Douglas A. McIntyre is the co-founder, chief executive officer and editor in chief of 24/7 Wall St. and 24/7 Tempo. He has held these jobs since 2006.

McIntyre has written thousands of articles for 24/7 Wall St. He is an expert on corporate finance, the automotive industry, media companies and international finance. He has edited articles on national demographics, sports, personal income and travel.

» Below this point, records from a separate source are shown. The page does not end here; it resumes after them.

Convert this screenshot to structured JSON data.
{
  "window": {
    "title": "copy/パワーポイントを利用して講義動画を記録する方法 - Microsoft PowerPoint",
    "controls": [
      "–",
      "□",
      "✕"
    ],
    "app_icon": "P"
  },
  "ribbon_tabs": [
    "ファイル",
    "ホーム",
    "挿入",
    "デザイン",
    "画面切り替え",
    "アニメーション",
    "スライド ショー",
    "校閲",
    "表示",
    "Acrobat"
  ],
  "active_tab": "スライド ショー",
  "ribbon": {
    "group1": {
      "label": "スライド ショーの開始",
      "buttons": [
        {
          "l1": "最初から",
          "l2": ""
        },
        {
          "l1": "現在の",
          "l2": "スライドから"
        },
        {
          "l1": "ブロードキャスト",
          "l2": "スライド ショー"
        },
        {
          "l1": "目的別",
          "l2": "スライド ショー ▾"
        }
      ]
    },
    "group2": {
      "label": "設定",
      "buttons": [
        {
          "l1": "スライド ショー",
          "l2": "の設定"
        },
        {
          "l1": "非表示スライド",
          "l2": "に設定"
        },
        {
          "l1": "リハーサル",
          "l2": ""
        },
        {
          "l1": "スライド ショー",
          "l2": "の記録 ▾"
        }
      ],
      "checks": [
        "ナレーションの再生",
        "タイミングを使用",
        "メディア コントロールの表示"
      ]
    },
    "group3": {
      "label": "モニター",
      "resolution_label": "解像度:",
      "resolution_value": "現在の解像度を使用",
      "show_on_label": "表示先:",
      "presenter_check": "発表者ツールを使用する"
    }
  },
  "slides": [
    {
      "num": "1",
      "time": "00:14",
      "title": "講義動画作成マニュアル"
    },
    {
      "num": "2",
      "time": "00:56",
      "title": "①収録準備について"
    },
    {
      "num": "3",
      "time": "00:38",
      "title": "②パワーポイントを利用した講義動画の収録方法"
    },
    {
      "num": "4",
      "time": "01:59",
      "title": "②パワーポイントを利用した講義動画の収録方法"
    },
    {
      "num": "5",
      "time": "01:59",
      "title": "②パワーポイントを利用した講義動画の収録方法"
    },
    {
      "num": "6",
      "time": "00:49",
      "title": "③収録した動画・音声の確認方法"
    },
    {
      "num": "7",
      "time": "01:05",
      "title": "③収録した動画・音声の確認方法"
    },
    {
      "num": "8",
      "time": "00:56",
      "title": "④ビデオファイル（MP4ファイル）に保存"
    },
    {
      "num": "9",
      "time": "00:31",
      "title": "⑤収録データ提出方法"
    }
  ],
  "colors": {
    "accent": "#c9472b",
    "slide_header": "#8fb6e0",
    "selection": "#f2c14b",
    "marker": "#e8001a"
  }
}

His work has been quoted or mentioned in The New York Times, The Wall Street Journal, Los Angeles Times, The Washington Post, NBC News, Time, The New Yorker, HuffPost USA Today, Business Insider, Yahoo, AOL, MarketWatch, The Atlantic, Bloomberg, New York Post, Chicago Tribune, Forbes, The Guardian and many other major publications. McIntyre has been a guest on CNBC, the BBC and television and radio stations across the country.

A magna cum laude graduate of Harvard College, McIntyre also was president of The Harvard Advocate. Founded in 1866, the Advocate is the oldest college publication in the United States.

TheStreet.com, Comps.com and Edgar Online are some of the public companies for which McIntyre served on the board of directors. He was a Vicinity Corporation board member when the company was sold to Microsoft in 2002. He served on the audit committees of some of these companies.

McIntyre has been the CEO of FutureSource, a provider of trading terminals and news to commodities and futures traders. He was president of Switchboard, the online phone directory company. He served as chairman and CEO of On2 Technologies, the video compression company that provided video compression software for Adobe’s Flash. Google bought On2 in 2009.